Tuesday, March 27, 2007


Greek Pronunciation: ER-gon
Strong’s Number: 2041
Goodrich/Kohlenberger Number: 2240
Key Verse: “… the works that I do in my Father’s name, these testify of me.” -- John 10:25

[SEE: Miracles overview]

The Greek word ergon literally means “works.” This is a description from the standpoint of that which is normal and natural to God. As such they are called “works” or “deeds.” The word denotes work of: God, Christ, believers, unbelievers, Babylon, and the devil.

In the Septuagint, there are many different Hebrew terms that translate into ergon. This word is often used for such activities as plowing (Isaiah 28:24), weaving (Isaiah 19:9, 10), smelting (Exodus 27:19), or hewing wood (2 Chronicles 2:10). Many words which denote conduct in general are brought under the concept of work, as in Job 34:21 and Proverbs 16:7. Genesis 2:2, 3 reflect ergon in the creation of the world, and in Psalm 8:3, the works themselves proclaim they are created by God.

In the New Testament, this word is used 169 times.

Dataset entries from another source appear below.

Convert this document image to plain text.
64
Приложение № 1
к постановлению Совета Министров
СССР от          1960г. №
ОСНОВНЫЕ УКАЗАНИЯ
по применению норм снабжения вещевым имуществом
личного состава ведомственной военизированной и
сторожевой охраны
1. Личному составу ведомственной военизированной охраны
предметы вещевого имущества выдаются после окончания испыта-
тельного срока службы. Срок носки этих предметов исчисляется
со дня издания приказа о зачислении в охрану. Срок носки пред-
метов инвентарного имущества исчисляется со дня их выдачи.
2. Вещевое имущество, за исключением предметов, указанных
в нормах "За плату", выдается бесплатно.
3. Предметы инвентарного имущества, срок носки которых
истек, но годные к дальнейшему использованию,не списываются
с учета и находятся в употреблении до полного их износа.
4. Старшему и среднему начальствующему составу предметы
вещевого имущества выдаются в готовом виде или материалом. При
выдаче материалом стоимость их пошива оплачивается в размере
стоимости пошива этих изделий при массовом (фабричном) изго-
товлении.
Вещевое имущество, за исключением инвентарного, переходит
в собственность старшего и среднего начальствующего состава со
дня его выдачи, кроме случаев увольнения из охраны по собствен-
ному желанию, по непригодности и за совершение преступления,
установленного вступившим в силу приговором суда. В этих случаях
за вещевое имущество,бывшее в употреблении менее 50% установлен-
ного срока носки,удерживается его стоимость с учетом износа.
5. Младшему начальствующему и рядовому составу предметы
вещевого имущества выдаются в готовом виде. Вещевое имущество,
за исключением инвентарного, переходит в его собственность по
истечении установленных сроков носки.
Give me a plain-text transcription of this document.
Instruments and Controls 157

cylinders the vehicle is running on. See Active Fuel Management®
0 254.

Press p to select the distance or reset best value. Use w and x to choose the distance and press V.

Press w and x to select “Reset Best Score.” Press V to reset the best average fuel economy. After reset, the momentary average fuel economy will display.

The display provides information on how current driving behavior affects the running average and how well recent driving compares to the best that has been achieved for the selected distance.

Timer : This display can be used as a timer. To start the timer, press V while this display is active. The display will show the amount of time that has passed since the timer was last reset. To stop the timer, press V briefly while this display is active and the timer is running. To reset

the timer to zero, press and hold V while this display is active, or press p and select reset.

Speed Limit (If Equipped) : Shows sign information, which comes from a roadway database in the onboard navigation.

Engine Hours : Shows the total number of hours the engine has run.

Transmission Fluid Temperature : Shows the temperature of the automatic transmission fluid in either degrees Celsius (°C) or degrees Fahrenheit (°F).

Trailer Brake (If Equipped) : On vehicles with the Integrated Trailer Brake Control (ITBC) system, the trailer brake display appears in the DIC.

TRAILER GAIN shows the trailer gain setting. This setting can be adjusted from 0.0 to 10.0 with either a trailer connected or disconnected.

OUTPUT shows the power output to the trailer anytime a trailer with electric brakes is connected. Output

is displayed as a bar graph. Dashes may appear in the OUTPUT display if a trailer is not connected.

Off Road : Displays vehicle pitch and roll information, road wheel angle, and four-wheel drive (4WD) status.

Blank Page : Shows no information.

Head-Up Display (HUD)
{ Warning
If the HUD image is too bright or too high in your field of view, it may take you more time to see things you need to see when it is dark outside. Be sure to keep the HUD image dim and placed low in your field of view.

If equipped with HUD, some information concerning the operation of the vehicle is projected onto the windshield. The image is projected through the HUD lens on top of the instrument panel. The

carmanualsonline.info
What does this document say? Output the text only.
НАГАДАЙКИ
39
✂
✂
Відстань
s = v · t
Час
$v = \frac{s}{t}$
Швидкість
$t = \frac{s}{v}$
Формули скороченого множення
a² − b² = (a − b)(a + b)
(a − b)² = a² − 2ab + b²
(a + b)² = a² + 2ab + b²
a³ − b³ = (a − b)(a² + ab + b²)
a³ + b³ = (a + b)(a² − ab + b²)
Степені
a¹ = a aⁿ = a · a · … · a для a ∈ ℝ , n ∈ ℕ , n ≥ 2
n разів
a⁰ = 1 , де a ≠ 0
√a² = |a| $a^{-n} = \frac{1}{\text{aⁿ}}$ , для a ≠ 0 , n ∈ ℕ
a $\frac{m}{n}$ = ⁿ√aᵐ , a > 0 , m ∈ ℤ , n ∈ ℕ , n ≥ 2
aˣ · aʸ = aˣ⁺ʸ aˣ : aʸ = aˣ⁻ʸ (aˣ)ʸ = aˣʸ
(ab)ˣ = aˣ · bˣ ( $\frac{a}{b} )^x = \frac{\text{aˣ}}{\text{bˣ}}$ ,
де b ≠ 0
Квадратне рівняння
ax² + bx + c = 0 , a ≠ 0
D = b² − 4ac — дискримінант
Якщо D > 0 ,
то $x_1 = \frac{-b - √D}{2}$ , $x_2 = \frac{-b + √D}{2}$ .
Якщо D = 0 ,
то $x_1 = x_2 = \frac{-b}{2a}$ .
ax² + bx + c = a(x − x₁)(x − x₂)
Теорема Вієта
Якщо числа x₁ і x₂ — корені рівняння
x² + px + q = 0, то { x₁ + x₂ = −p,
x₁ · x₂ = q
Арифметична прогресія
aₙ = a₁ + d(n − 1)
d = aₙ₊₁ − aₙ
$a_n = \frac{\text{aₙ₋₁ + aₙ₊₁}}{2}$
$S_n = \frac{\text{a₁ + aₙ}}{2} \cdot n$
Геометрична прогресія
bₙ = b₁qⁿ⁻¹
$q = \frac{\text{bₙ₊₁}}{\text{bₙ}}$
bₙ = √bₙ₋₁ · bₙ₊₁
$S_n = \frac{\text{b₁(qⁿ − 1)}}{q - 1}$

It is used by Jesus to describe His distinctive works, those works that no one else has done. Several times in John (5:36; 7:21; 10:25, 38), Jesus spoke of His miraculous works in an effort to spur people to believe in Him, “Though ye believe not me, believe the works that ye may know, and believe.”
These are works that no mere human can do. These works point to divine power.